La beatificazione di Sara Tommasi si sta svolgendo in televisione, in pratica. Ospite di varie trasmissione, sta ripercorrendo la sua vita di sbagli, un po’ troppo sopra le righe. Certo, rispetto alla Sara Tommasi a cui ci ha abituati da mesi a questa parte, quella che appare sul piccolo schermo in questi giorni, è tutt’altra persona.

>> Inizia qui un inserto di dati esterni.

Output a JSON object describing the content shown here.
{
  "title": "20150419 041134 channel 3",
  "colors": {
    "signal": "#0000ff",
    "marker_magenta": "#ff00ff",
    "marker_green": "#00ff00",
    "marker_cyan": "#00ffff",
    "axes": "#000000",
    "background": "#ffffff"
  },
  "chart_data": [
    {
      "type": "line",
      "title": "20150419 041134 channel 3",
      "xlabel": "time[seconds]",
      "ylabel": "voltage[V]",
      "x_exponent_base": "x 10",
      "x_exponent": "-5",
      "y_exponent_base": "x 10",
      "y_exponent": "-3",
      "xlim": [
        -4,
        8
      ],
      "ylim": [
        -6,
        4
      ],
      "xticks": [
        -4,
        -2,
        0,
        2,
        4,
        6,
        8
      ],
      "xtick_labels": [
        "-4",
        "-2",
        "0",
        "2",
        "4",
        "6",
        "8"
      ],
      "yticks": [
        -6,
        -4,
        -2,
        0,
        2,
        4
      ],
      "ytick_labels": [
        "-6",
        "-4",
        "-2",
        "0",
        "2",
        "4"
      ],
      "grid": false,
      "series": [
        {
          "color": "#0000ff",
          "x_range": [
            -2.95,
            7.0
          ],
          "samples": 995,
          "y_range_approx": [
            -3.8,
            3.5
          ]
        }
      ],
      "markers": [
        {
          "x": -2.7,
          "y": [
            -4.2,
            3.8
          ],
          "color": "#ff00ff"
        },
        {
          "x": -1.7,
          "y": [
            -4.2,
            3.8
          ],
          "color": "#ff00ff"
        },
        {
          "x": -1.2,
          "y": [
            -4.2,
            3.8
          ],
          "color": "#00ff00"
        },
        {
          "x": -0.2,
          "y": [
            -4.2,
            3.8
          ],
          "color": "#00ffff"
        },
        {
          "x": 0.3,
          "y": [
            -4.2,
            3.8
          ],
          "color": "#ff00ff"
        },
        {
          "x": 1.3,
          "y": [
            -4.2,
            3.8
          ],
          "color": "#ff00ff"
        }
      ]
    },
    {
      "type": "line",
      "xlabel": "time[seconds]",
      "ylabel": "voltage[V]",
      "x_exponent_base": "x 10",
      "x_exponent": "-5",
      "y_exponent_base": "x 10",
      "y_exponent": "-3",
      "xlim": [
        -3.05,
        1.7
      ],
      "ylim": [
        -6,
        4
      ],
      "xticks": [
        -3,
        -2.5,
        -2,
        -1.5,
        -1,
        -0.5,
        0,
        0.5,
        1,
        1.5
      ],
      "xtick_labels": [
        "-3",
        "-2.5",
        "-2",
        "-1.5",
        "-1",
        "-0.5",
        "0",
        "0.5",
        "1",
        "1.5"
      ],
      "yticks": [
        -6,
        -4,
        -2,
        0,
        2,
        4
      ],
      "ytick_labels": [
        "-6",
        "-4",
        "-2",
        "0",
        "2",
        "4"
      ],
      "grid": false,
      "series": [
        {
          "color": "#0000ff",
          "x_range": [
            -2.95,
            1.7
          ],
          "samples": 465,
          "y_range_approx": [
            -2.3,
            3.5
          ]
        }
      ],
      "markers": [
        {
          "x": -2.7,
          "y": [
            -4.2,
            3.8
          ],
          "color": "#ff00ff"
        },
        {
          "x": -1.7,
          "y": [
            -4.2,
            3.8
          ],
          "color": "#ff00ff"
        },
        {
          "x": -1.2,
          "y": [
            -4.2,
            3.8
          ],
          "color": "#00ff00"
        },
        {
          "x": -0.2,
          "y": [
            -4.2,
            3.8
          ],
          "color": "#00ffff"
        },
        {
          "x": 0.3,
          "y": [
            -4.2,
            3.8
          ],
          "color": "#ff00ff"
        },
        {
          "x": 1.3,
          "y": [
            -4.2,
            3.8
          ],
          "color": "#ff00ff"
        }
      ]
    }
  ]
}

Dimessa, impacciata, non la si riconosce, forse neanche Simona Ventura riesce a rivedere in lei la Sara Tommasi spavalda de L’isola dei famosi e Quelli che il calcio. La show girl che, ricordiamo essere laureata alla Bocconi di Milano, si racconta a cuore aperto a Cielo che gol, ma era già passata da Domenica In intervistata da Don Mazzi:

Le amicizie sbagliate mi hanno condotto agli stupefacenti, ma questa non è la soluzione dei problemi e i giovani lo devono sapere. Ho assunto droghe perché sentivo la pressione del mondo dello spettacolo e non riuscivo a vivere serenamente. Considerate che mia madre si era ammalata e che i miei genitori sono separati. Mi sentivo sola, anche se sono sempre stata una ragazza spigliata.

Sara Tommasi affronta anche il discorso dei film porno, un ritorno in grande stile, che ha avuto molta risonanza. Ammette di averli girati prima di farsi curare ma, quasi a giustificarsi, dice che non era in sé, non era ancora sotto terapia psichiatrica:

Anche Tinto Brass mi aveva chiesto di fare un film a luci rosse, tempo fa, ma avevo rifiutato. Il video hard però è stato girato quando non ero in me, quando avevo gravi problemi psicologici e prendevo sostanze illegali a causa delle cattive compagnie. C’è una causa da dieci milioni di euro in ballo perché loro hanno venduto molto e io ne ho avuto in tasca ben poco.

Questione di soldi, e se la prende con ‘chi l’ha usata’, insomma, per Sara Tommasi alla ricerca di una nuova immagine. Parole a volte pesanti che sono riuscite a commuovere Simona Ventura durante la chiacchierat con lei su una panchina, a mo’ di Forrest Gump. Cerca di nascondere il volto dietro la sua cartellina davanti ad un collega esterrefatto e imbarazzato:

Io odio le lacrime in tv, sono contro la tv del dolore, anzi ho sempre detto che mi fa schifo. In questo momento sto facendo una figuraccia.